Not too long ago, I was on the phone with a loan officer and we were nailing down some refinancing details when he asked me a question about our finances that I couldn’t answer. I conferenced in my wife and that short conversation revealed something interesting about our marriage.
She answered and I said, “Hey, honey,” in a cheerful, loving tone.
“Hey,” she replied in an equally loving tone; and within minutes, she helped get the issue resolved.
Hours later, I was still thinking about how my wife’s tone changed when she got on the phone and heard me talk to her like I was someone who – well, someone who really cares for her.
It occurred to me that sometimes when my wife I talk to each other, we sound like we're two tired employees working at a drive-thru window. We're just taking care of business – rushed, preoccupied and, at times, irritable. But having that loan officer on the line with us subconsciously made us more aware of how we ought to sound when we're talking to each other.
It's hard to keep that in mind all the time though. Couples have houses to clean, bills to pay, kids to feed, groceries to buy and logistics to plan. But in the midst of all of that, we don't want to let our words sound too familiar or unkind. Before long, it could spread to other areas.
Maybe we'll start looking at our phones more than we look at each other. Binge-watching Netflix could take the place of emotional and physical intimacy. We might look up one day and realize that the only thing we have in common is taking care of our kids.

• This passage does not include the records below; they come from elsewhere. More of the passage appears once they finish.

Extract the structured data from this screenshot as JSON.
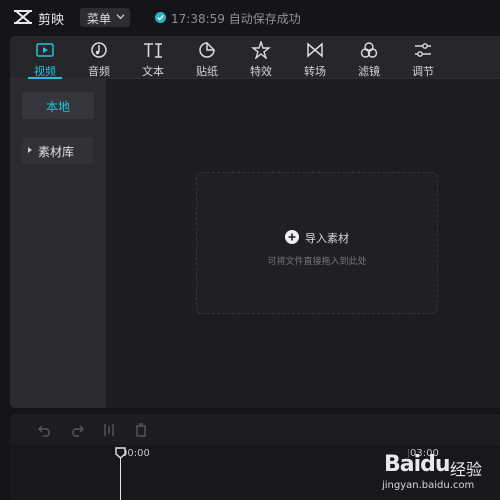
{
  "app": {
    "name": "剪映",
    "logo_icon": "capcut-logo-icon"
  },
  "header": {
    "menu_label": "菜单",
    "status_time": "17:38:59",
    "status_text": "自动保存成功",
    "status_color": "#2ab3c8"
  },
  "tabs": [
    {
      "label": "视频",
      "icon": "play-rectangle-icon",
      "active": true
    },
    {
      "label": "音频",
      "icon": "music-note-icon",
      "active": false
    },
    {
      "label": "文本",
      "icon": "text-icon",
      "active": false
    },
    {
      "label": "贴纸",
      "icon": "sticker-icon",
      "active": false
    },
    {
      "label": "特效",
      "icon": "sparkle-star-icon",
      "active": false
    },
    {
      "label": "转场",
      "icon": "bowtie-transition-icon",
      "active": false
    },
    {
      "label": "滤镜",
      "icon": "filter-circles-icon",
      "active": false
    },
    {
      "label": "调节",
      "icon": "sliders-icon",
      "active": false
    }
  ],
  "accent_color": "#22c3d6",
  "sidebar": {
    "local_label": "本地",
    "library_label": "素材库"
  },
  "dropzone": {
    "import_label": "导入素材",
    "hint": "可将文件直接拖入到此处"
  },
  "timeline": {
    "tools": [
      "undo-icon",
      "redo-icon",
      "split-icon",
      "delete-icon"
    ],
    "time_start": "00:00",
    "time_mark": "03:00"
  },
  "watermark": {
    "brand": "Baidu",
    "brand_cn": "经验",
    "site": "jingyan.baidu.com"
  }
}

I’m not saying every conversation couples have is supposed to feel like a first date, and every text isn't going to have a heart emoji in it. It's not practical to be lovey-dovey in those moments when you're talking about balancing the checkbook or figuring out where the baby's diaper cream is.
The point is that we've got to shake up the doldrums of everyday life with unexpected moments of romance. It doesn't have to be a big lift either. Wives, grab your husband's butt while he's grilling burgers. Husbands, buy some flowers from the supermarket and bring them home to your wife.
Start substituting your complaints about each other with compliments. Make out. Brag on each other in public. Tell the kids to go away because the two of you want to have a meaningful conversation.
Just do something.
Love is a verb, not just a feeling; and if we're going to keep love alive it's going to require a series of choices in the little things every day. Because if we're smart, we'll remember that little things become big things over the years – for better or worse. Let's choose well.